Public exams are over. Speaking to an eighteen year old who
had sat his last exam this week, he shared his feelings of relief but also
worry. He was already thinking about results day; wondering if he could have
done more, if he had failed.
I have experienced my own failure this week. The knowledge
that nothing had really changed as a result was not as comforting as it should
have been. There’s a horrible feeling that comes with failure, that sense of
stupidity, of being a fool for thinking you could do better or even for trying
in the first place. The feelings triggered memories of failing my driving test
(a number of times) and the disappointment I felt seeing my A level results.
Neither of which has prevented me from doing anything I wanted to. Those small
feelings of defeat this week evoked strong feelings of inadequacy.

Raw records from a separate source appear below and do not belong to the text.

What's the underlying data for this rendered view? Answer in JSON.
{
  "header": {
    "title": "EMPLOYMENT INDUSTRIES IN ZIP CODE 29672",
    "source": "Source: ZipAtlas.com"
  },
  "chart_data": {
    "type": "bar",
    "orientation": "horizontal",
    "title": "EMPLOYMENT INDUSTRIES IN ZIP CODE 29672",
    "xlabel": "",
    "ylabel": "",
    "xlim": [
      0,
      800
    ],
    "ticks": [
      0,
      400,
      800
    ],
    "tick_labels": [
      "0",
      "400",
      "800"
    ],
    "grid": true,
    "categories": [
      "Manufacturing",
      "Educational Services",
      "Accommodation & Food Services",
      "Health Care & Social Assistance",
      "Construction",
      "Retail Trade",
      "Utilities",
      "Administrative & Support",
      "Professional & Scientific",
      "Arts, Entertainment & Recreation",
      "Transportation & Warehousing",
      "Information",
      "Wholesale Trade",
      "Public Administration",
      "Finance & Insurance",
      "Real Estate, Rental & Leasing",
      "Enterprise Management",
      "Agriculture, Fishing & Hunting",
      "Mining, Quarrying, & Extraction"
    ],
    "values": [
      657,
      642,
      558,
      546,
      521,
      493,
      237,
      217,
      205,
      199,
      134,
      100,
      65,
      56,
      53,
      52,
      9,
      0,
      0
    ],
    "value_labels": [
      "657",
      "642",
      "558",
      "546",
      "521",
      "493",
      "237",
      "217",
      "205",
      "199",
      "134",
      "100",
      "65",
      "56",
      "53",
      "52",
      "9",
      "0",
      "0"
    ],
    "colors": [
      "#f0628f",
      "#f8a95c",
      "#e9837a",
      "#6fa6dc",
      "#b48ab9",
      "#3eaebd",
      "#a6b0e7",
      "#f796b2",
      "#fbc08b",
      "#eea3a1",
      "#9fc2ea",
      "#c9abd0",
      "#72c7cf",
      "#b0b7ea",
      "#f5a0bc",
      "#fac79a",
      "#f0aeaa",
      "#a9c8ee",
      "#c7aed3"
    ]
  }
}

It is easy to find motivational quotations to help move on
from failure. As a teacher it was fairly regular practise to educate pupils in
the short comings of other ‘Greats’ in order to inspire and comfort. Examples
like ‘I have not failed 10,000 times. I’ve successfully found 10,000 ways
that will work.’ (Thomas Edison)
In order to adopt a positive perspective one must first
acknowledge the distortions that failure often brings. Guy Winch, a
psychologist, thinks that it is time that we close the gap between our physical
and mental health. He makes the point that we spend more time taking care of
our teeth than our minds.
When we experience emotional pain like rejection, failure
and loneliness we are likely to go into our default setting, which for most of
us is a negative place. We start to re-live past hurts and somehow convince
ourselves that this current hurt is no surprise; we probably deserve it. Our
inner voice is often so negative, if we spoke out loud those thoughts to a
friend, they would be shocked. We are mean, hurtful and rude to ourselves in a
way we would never be to a friend. One step towards emotional health is
speaking to yourself with compassion. Take a step back and see yourself as a
friend you care about, what would you say to them?
Another common response to emotional pain is rumination –
going over and over the situation and dwelling on the consequences and
feelings. This can easily spiral downwards and out of control. It is
effectively like having a fall and cutting your knee, only to get a knife and
start stabbing at it. We would never do this to a physical wound, why do we do
it with our emotional ones? Distraction is one way of dealing with over-thinking.
Guy Winch reckons just two minutes of distraction is enough but we have to keep
making that choice when the negative thoughts come to do something distracting.
It takes time and practise.
A quotation that I have found helpful this week is: ‘Failure
is an event, not a person. Yesterday ended last night.’ (Zig Ziglar) It has
been helpful to separate myself from the process and to acknowledge that event
was in the past. Today is a new day, with new opportunities and challenges.